Alternatively, disintegration of the West Antarctic Ice Sheet may have led to significant global sea level rise and allowed more warm surface water to reach the Arctic Ocean through the Bering Strait.
Lake E's past, say the researchers, could be the key to our global climate future.
 So I tell myself the story: a slight change in solar forcing heats the North, which interrupts warm ocean currents, causing the South to heat. Ice sheets collapse, southern ocean currents change, and by some combination of unearthing plankton carbon, rising sea levels, and/or changing ocean currents, the North warms further, and more greenhouse gases are released.

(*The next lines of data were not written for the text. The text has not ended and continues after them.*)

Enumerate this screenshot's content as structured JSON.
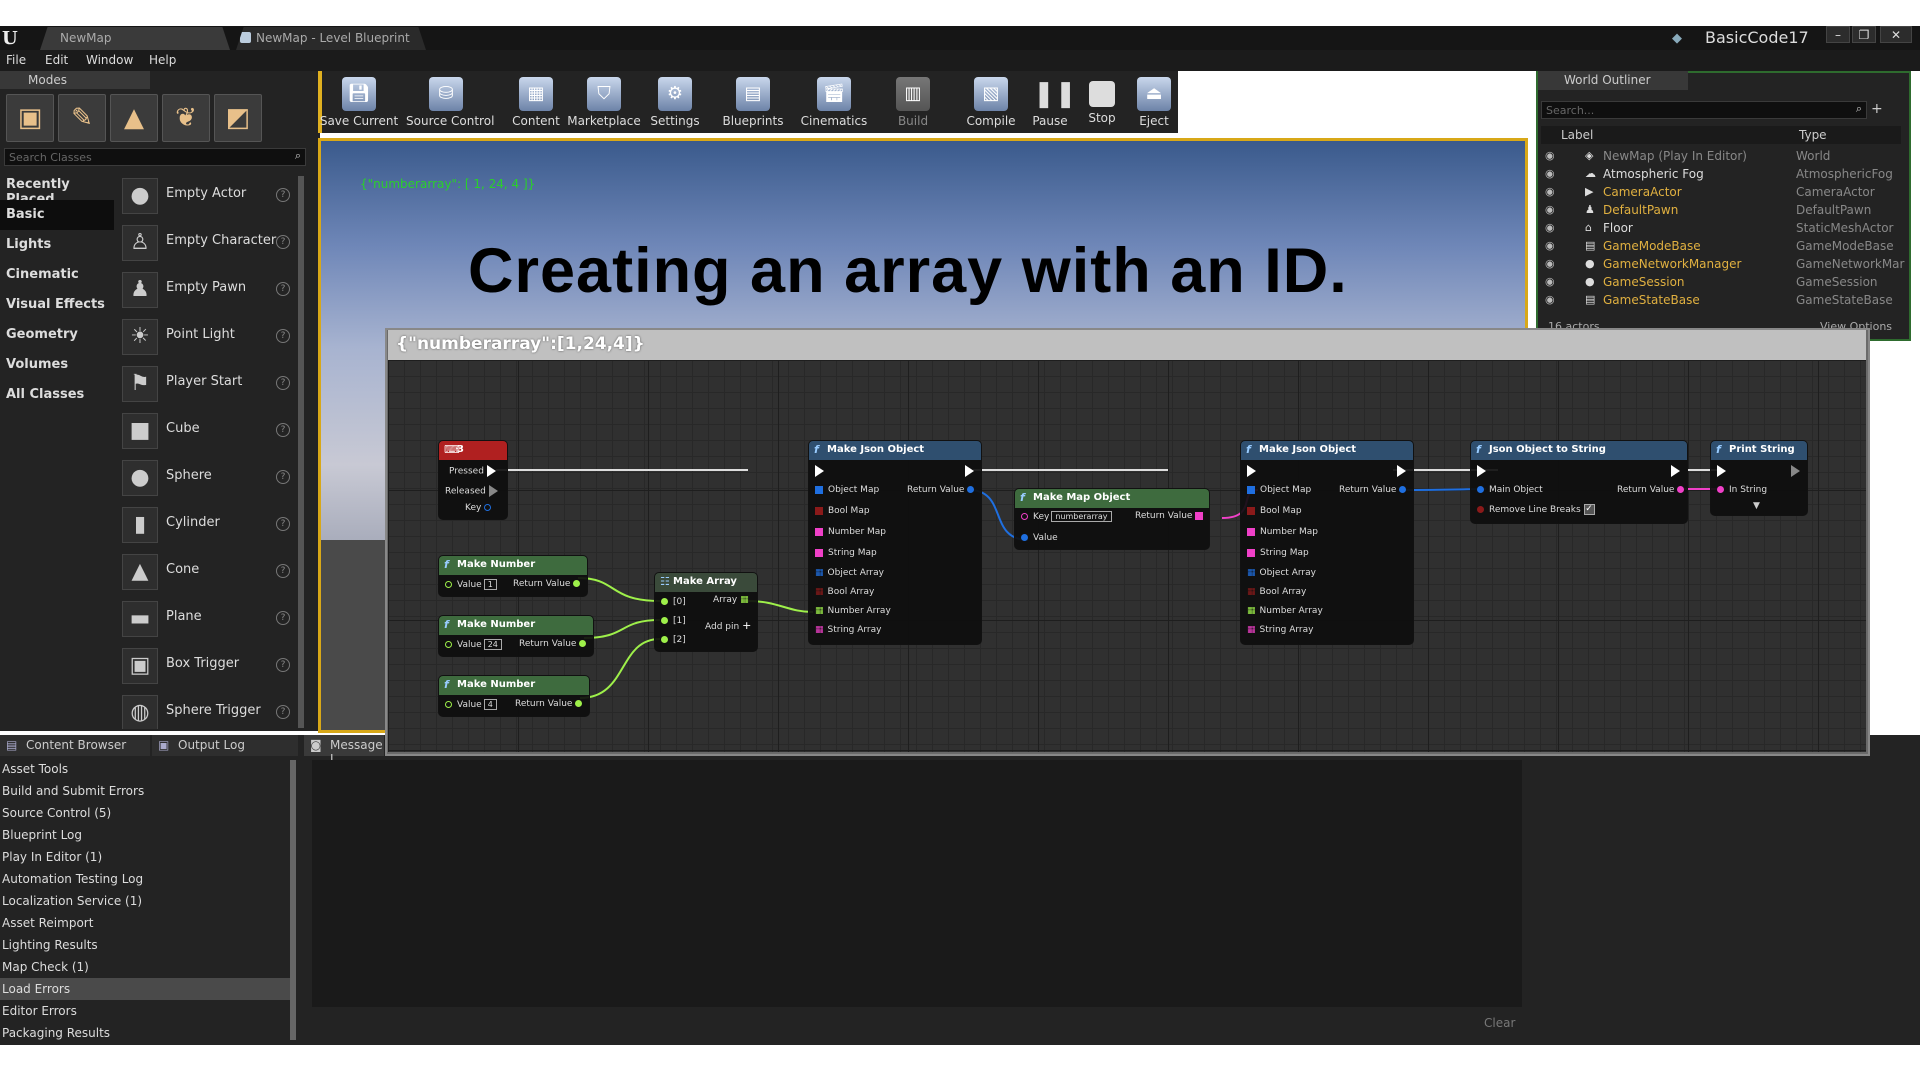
{
  "window": {
    "tabs": [
      "NewMap",
      "NewMap - Level Blueprint"
    ],
    "user": "BasicCode17",
    "controls": [
      "–",
      "❐",
      "✕"
    ]
  },
  "menu": [
    "File",
    "Edit",
    "Window",
    "Help"
  ],
  "modes": {
    "tab_label": "Modes",
    "search_placeholder": "Search Classes",
    "categories": [
      "Recently Placed",
      "Basic",
      "Lights",
      "Cinematic",
      "Visual Effects",
      "Geometry",
      "Volumes",
      "All Classes"
    ],
    "items": [
      "Empty Actor",
      "Empty Character",
      "Empty Pawn",
      "Point Light",
      "Player Start",
      "Cube",
      "Sphere",
      "Cylinder",
      "Cone",
      "Plane",
      "Box Trigger",
      "Sphere Trigger"
    ]
  },
  "toolbar": [
    "Save Current",
    "Source Control",
    "Content",
    "Marketplace",
    "Settings",
    "Blueprints",
    "Cinematics",
    "Build",
    "Compile",
    "Pause",
    "Stop",
    "Eject"
  ],
  "viewport": {
    "debug_text": "{\"numberarray\": [ 1, 24, 4 ]}",
    "heading": "Creating an array with an ID."
  },
  "outliner": {
    "tab_label": "World Outliner",
    "search_placeholder": "Search...",
    "col_label": "Label",
    "col_type": "Type",
    "rows": [
      {
        "label": "NewMap (Play In Editor)",
        "type": "World"
      },
      {
        "label": "Atmospheric Fog",
        "type": "AtmosphericFog"
      },
      {
        "label": "CameraActor",
        "type": "CameraActor"
      },
      {
        "label": "DefaultPawn",
        "type": "DefaultPawn"
      },
      {
        "label": "Floor",
        "type": "StaticMeshActor"
      },
      {
        "label": "GameModeBase",
        "type": "GameModeBase"
      },
      {
        "label": "GameNetworkManager",
        "type": "GameNetworkMar"
      },
      {
        "label": "GameSession",
        "type": "GameSession"
      },
      {
        "label": "GameStateBase",
        "type": "GameStateBase"
      }
    ],
    "footer_count": "16 actors",
    "view_options": "View Options"
  },
  "bottom": {
    "tabs": [
      "Content Browser",
      "Output Log",
      "Message L"
    ],
    "log_items": [
      "Asset Tools",
      "Build and Submit Errors",
      "Source Control (5)",
      "Blueprint Log",
      "Play In Editor (1)",
      "Automation Testing Log",
      "Localization Service (1)",
      "Asset Reimport",
      "Lighting Results",
      "Map Check (1)",
      "Load Errors",
      "Editor Errors",
      "Packaging Results"
    ],
    "clear": "Clear"
  },
  "blueprint": {
    "title": "{\"numberarray\":[1,24,4]}",
    "key_event": {
      "title": "3",
      "pins": [
        "Pressed",
        "Released",
        "Key"
      ]
    },
    "make_numbers": [
      {
        "title": "Make Number",
        "value_label": "Value",
        "value": "1",
        "out": "Return Value"
      },
      {
        "title": "Make Number",
        "value_label": "Value",
        "value": "24",
        "out": "Return Value"
      },
      {
        "title": "Make Number",
        "value_label": "Value",
        "value": "4",
        "out": "Return Value"
      }
    ],
    "make_array": {
      "title": "Make Array",
      "pins": [
        "[0]",
        "[1]",
        "[2]"
      ],
      "out": "Array",
      "add": "Add pin"
    },
    "make_json_1": {
      "title": "Make Json Object",
      "pins": [
        "Object Map",
        "Bool Map",
        "Number Map",
        "String Map",
        "Object Array",
        "Bool Array",
        "Number Array",
        "String Array"
      ],
      "out": "Return Value"
    },
    "make_map": {
      "title": "Make Map Object",
      "key_label": "Key",
      "key_value": "numberarray",
      "value_label": "Value",
      "out": "Return Value"
    },
    "make_json_2": {
      "title": "Make Json Object",
      "pins": [
        "Object Map",
        "Bool Map",
        "Number Map",
        "String Map",
        "Object Array",
        "Bool Array",
        "Number Array",
        "String Array"
      ],
      "out": "Return Value"
    },
    "json_to_string": {
      "title": "Json Object to String",
      "pins": [
        "Main Object",
        "Remove Line Breaks"
      ],
      "out": "Return Value"
    },
    "print_string": {
      "title": "Print String",
      "pins": [
        "In String"
      ]
    }
  },
  "colors": {
    "accent": "#d8a818",
    "debug_green": "#2ad02a",
    "float_pin": "#9ef04a",
    "object_pin": "#1f6fe0",
    "string_pin": "#f040c8",
    "exec_pin": "#ffffff"
  }
}
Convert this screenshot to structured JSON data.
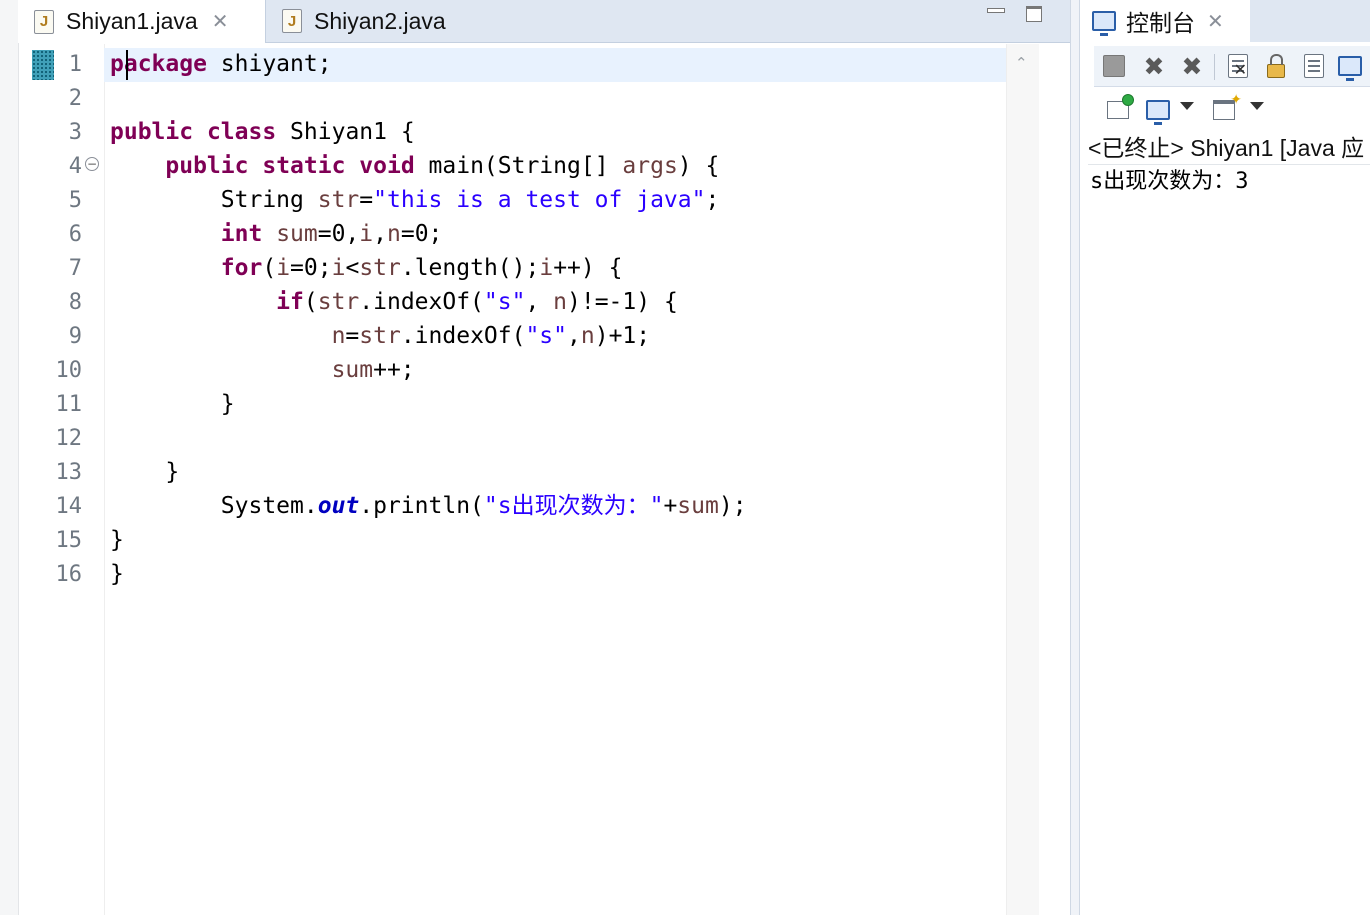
{
  "editor": {
    "tabs": [
      {
        "label": "Shiyan1.java",
        "icon": "java-file-icon",
        "active": true
      },
      {
        "label": "Shiyan2.java",
        "icon": "java-file-icon",
        "active": false
      }
    ],
    "line_numbers": [
      "1",
      "2",
      "3",
      "4",
      "5",
      "6",
      "7",
      "8",
      "9",
      "10",
      "11",
      "12",
      "13",
      "14",
      "15",
      "16"
    ],
    "code": [
      [
        {
          "t": "package",
          "c": "kw"
        },
        {
          "t": " shiyant;"
        }
      ],
      [],
      [
        {
          "t": "public",
          "c": "kw"
        },
        {
          "t": " "
        },
        {
          "t": "class",
          "c": "kw"
        },
        {
          "t": " Shiyan1 {"
        }
      ],
      [
        {
          "t": "    "
        },
        {
          "t": "public",
          "c": "kw"
        },
        {
          "t": " "
        },
        {
          "t": "static",
          "c": "kw"
        },
        {
          "t": " "
        },
        {
          "t": "void",
          "c": "kw"
        },
        {
          "t": " main(String[] "
        },
        {
          "t": "args",
          "c": "var"
        },
        {
          "t": ") {"
        }
      ],
      [
        {
          "t": "        String "
        },
        {
          "t": "str",
          "c": "var"
        },
        {
          "t": "="
        },
        {
          "t": "\"this is a test of java\"",
          "c": "str"
        },
        {
          "t": ";"
        }
      ],
      [
        {
          "t": "        "
        },
        {
          "t": "int",
          "c": "kw"
        },
        {
          "t": " "
        },
        {
          "t": "sum",
          "c": "var"
        },
        {
          "t": "=0,"
        },
        {
          "t": "i",
          "c": "var"
        },
        {
          "t": ","
        },
        {
          "t": "n",
          "c": "var"
        },
        {
          "t": "=0;"
        }
      ],
      [
        {
          "t": "        "
        },
        {
          "t": "for",
          "c": "kw"
        },
        {
          "t": "("
        },
        {
          "t": "i",
          "c": "var"
        },
        {
          "t": "=0;"
        },
        {
          "t": "i",
          "c": "var"
        },
        {
          "t": "<"
        },
        {
          "t": "str",
          "c": "var"
        },
        {
          "t": ".length();"
        },
        {
          "t": "i",
          "c": "var"
        },
        {
          "t": "++) {"
        }
      ],
      [
        {
          "t": "            "
        },
        {
          "t": "if",
          "c": "kw"
        },
        {
          "t": "("
        },
        {
          "t": "str",
          "c": "var"
        },
        {
          "t": ".indexOf("
        },
        {
          "t": "\"s\"",
          "c": "str"
        },
        {
          "t": ", "
        },
        {
          "t": "n",
          "c": "var"
        },
        {
          "t": ")!=-1) {"
        }
      ],
      [
        {
          "t": "                "
        },
        {
          "t": "n",
          "c": "var"
        },
        {
          "t": "="
        },
        {
          "t": "str",
          "c": "var"
        },
        {
          "t": ".indexOf("
        },
        {
          "t": "\"s\"",
          "c": "str"
        },
        {
          "t": ","
        },
        {
          "t": "n",
          "c": "var"
        },
        {
          "t": ")+1;"
        }
      ],
      [
        {
          "t": "                "
        },
        {
          "t": "sum",
          "c": "var"
        },
        {
          "t": "++;"
        }
      ],
      [
        {
          "t": "        }"
        }
      ],
      [],
      [
        {
          "t": "    }"
        }
      ],
      [
        {
          "t": "        System."
        },
        {
          "t": "out",
          "c": "fld"
        },
        {
          "t": ".println("
        },
        {
          "t": "\"s出现次数为：\"",
          "c": "str"
        },
        {
          "t": "+"
        },
        {
          "t": "sum",
          "c": "var"
        },
        {
          "t": ");"
        }
      ],
      [
        {
          "t": "}"
        }
      ],
      [
        {
          "t": "}"
        }
      ]
    ],
    "current_line": 1,
    "colors": {
      "keyword": "#7f0055",
      "string": "#2a00ff",
      "variable": "#6a3e3e",
      "field": "#0000c0",
      "current_line": "#e8f2fe"
    }
  },
  "console": {
    "tab_label": "控制台",
    "tab_icon": "console-monitor-icon",
    "header": "<已终止> Shiyan1 [Java 应",
    "output_lines": [
      "s出现次数为：3"
    ],
    "toolbar_row1": [
      "stop-icon",
      "remove-launch-icon",
      "remove-all-terminated-icon",
      "clear-console-icon",
      "scroll-lock-icon",
      "word-wrap-icon",
      "show-on-output-icon",
      "display-console-icon"
    ],
    "toolbar_row2": [
      "pin-console-icon",
      "display-selected-console-icon",
      "open-console-icon"
    ]
  }
}
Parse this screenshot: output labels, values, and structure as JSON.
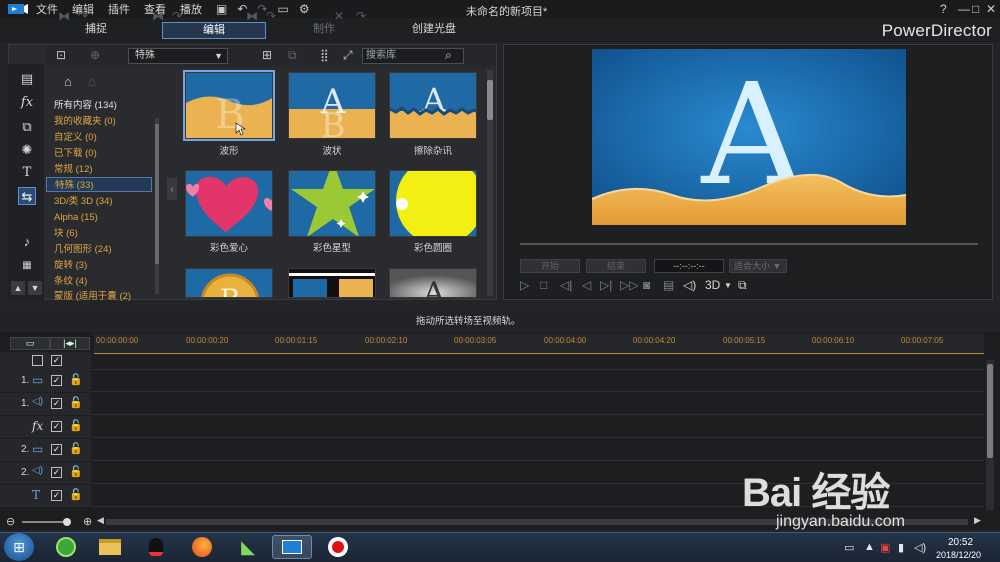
{
  "app": {
    "document_title": "未命名的新项目*",
    "brand": "PowerDirector",
    "menu": [
      "文件",
      "编辑",
      "插件",
      "查看",
      "播放"
    ],
    "window_buttons": [
      "?",
      "—",
      "□",
      "✕"
    ]
  },
  "modes": [
    {
      "label": "捕捉",
      "state": "normal"
    },
    {
      "label": "编辑",
      "state": "active"
    },
    {
      "label": "制作",
      "state": "disabled"
    },
    {
      "label": "创建光盘",
      "state": "normal"
    }
  ],
  "library": {
    "category_select": "特殊",
    "search_placeholder": "搜索库",
    "categories": [
      {
        "label": "所有内容 (134)",
        "tone": "white"
      },
      {
        "label": "我的收藏夹 (0)",
        "tone": "orange"
      },
      {
        "label": "自定义 (0)",
        "tone": "orange"
      },
      {
        "label": "已下载 (0)",
        "tone": "orange"
      },
      {
        "label": "常规 (12)",
        "tone": "orange"
      },
      {
        "label": "特殊 (33)",
        "tone": "selected"
      },
      {
        "label": "3D/类 3D (34)",
        "tone": "orange"
      },
      {
        "label": "Alpha (15)",
        "tone": "orange"
      },
      {
        "label": "块 (6)",
        "tone": "orange"
      },
      {
        "label": "几何图形 (24)",
        "tone": "orange"
      },
      {
        "label": "旋转 (3)",
        "tone": "orange"
      },
      {
        "label": "条纹 (4)",
        "tone": "orange"
      },
      {
        "label": "蒙版 (适用于囊",
        "tone": "orange"
      }
    ],
    "categories_last_count": "(2)",
    "transitions": [
      {
        "label": "波形",
        "selected": true
      },
      {
        "label": "波状",
        "selected": false
      },
      {
        "label": "擦除杂讯",
        "selected": false
      },
      {
        "label": "彩色爱心",
        "selected": false
      },
      {
        "label": "彩色星型",
        "selected": false
      },
      {
        "label": "彩色圆圈",
        "selected": false
      },
      {
        "label": "",
        "selected": false
      },
      {
        "label": "",
        "selected": false
      },
      {
        "label": "",
        "selected": false
      }
    ],
    "thumb_letters": {
      "a": "A",
      "b": "B"
    }
  },
  "preview": {
    "letter": "A",
    "start_label": "开始",
    "end_label": "结束",
    "timecode": "--:--:--:--",
    "fit_label": "适合大小",
    "mode_3d": "3D"
  },
  "timeline": {
    "hint": "拖动所选转场至视频轨。",
    "ruler_ticks": [
      "00:00:00:00",
      "00:00:00:20",
      "00:00:01:15",
      "00:00:02:10",
      "00:00:03:05",
      "00:00:04:00",
      "00:00:04:20",
      "00:00:05:15",
      "00:00:06:10",
      "00:00:07:05"
    ],
    "tracks": [
      {
        "num": "1.",
        "icon": "video-track-icon",
        "glyph": "▭"
      },
      {
        "num": "1.",
        "icon": "audio-track-icon",
        "glyph": "◁)"
      },
      {
        "num": "",
        "icon": "fx-track-icon",
        "glyph": "fx"
      },
      {
        "num": "2.",
        "icon": "video-track-icon",
        "glyph": "▭"
      },
      {
        "num": "2.",
        "icon": "audio-track-icon",
        "glyph": "◁)"
      },
      {
        "num": "",
        "icon": "title-track-icon",
        "glyph": "T"
      }
    ]
  },
  "taskbar": {
    "time": "20:52",
    "date": "2018/12/20"
  },
  "watermark": {
    "logo": "Bai 经验",
    "url": "jingyan.baidu.com"
  },
  "colors": {
    "accent": "#5a8fd0",
    "category_orange": "#e0a540",
    "ruler": "#c08a3a",
    "preview_blue": "#1a6fb0",
    "sand": "#e9a640"
  }
}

Interesting story. Warming gets passed back and forth from North to South, until from modest beginnings you have a climate warmer than the present day. So what happens if, instead of a tiny tap on the Northern latitudes with a modest increase in insolation, you instead hammer the entire planet from stem to stern with a massive greenhouse gas forcing? We're about to find out.

UPDATE: The sharp eyes of the Hawk have spotted the Arctic Monitoring and Assessment Programme's (AMAP) 2011 report on Snow, Water, Ice and Permafrost in the Arctic (SWIPA).His summary of the summary is excellent.


Mostly this is stuff that is not news to regular readers; snow and ice are melting faster and faster. The loss of ice and snow is a positive feedback that leads to further warming. Permafrost is melting, releasing more carbon (we don't know how much yet). Greenland will melt faster and faster, but nobody knows how fast yet. 

2 comments:

  1. "So what happens if, instead of a tiny tap on the Northern latitudes with a modest increase in insolation, you instead hammer the entire planet from stem to stern with a massive greenhouse gas forcing?"

    I point to the new Pagani et al. paper pinning the Eocene hyperthermals to permafrost melt in Antartica (then still largely unglaciated). Remind me how the northern permafrost is doing?

    ReplyDelete
  2. Not very well; see the Arctic report linked to at the end (I know, rhetorical question.)